Model selection is a core element of empirical research in both the presence and absence of any seeded theory. The correct specification is a major concern of many sciences, and there have been many studies on model selection scattered in the communities of statistics, machine learning, economics, etc. The continuous and evolving research from the empiricists has resulted in a diverse set of model selection procedures. The search for the most parsimonious model has become the new maxim of many applied researchers. The reality of any (economic growth) phenomenon is essentially a complex event, so the true model is usually unknown, and model selection methods can only approximate the reality (model selection methods approximate true variables, approximate functional form, approximate structural breaks, etc.) with observed data. Thus, model selection may take many forms; finding the variables carrying the best possible information about the variable of interest i.e., the variable specification, identifying the functional form of the model, finding the order for the autoregressive process i.e., lag selection, to discover the change points in the models of time series i.e. identification of breaks, and finding the best estimates of parameters. In our current study, our focus is on variable selection in a model, which is the most important part of model selection.
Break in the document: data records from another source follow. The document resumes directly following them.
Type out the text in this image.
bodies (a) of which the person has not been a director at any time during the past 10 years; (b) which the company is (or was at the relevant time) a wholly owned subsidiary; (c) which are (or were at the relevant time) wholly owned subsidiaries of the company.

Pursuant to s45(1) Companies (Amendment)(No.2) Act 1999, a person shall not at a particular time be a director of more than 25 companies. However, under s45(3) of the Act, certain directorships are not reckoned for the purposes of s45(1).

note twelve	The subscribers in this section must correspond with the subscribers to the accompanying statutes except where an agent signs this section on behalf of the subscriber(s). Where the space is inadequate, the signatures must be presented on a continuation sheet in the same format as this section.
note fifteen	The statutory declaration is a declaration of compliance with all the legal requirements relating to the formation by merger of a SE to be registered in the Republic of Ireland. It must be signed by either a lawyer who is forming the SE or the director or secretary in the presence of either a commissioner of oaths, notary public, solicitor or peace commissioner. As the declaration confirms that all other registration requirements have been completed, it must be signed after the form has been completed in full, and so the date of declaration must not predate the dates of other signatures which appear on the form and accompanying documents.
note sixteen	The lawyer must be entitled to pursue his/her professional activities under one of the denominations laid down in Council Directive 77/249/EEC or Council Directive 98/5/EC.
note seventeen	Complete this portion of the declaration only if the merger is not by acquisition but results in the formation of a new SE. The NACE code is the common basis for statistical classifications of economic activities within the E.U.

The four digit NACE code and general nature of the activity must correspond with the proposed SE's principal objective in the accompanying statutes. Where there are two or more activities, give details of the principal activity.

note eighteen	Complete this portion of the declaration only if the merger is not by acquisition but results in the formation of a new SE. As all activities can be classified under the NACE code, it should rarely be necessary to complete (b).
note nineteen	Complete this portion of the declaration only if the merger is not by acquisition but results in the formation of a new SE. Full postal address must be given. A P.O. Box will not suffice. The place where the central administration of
A variety of techniques have been developed for each respective objective; a researcher may take in model selection. The variables selection Is one of the most crucial steps of econometric modeling, and it is still a wide-open problem for all experimental research fields. In statistical model building, it is a crucial question which variables to be included in the model given a large number of variables. In particular, the identification of the technique of having better accuracy in the selection of true underlying variables for the model remained an open research question.
There are a variety of model selection procedures in variable selection as well, so it becomes significant to find an appropriate criterion to evaluate the performance under different circumstances. Furthermore, the presence of a large number of potential candidate variables, often called the curse of dimensionality, makes the task more difficult to retain the most relevant variables. The presence of correlation amongst the variables and the existence of outliers are the major challenges to work on for any valid inference and predictions.
The different mainstream classes for variables selection criteria as well as for model selection includes the variables selection procedures based on ordinary least square residuals; R square (R2), Adjusted R squared and finite prediction error (FPE), etc. Variables selection procedures are based on information criteria; like the first criterion is Akaike Information Criterion (AIC), the second criterion based on information theory is Bayesian Information Criterion (BIC), next is Extended Bayesian Information Criterion, Mallow's Cp, Likelihood Ratio test (LR), Hannan and Quinn Criterion (HQC), and Bridge Criterion (BC). Variables selection criteria based on Stepwise Regression, including forwarding Stepwise Regression, Backward Stepwise Regression, and Bi-directional Stepwise Regression. Variables selection procedures based on regularized methodology; the first procedure is Ridge Regression, the second one is Least Absolute Shrinkage, and Selection Operator (LASSO), Elastic net, etc. Automatic procedures for variable selection; PcGets and Autometrics. Variables selection procedures based on consistency of parameters; Leamer’s Extreme Bound Analysis (EBA) and Sala-i-Martin Extreme Bound Analysis.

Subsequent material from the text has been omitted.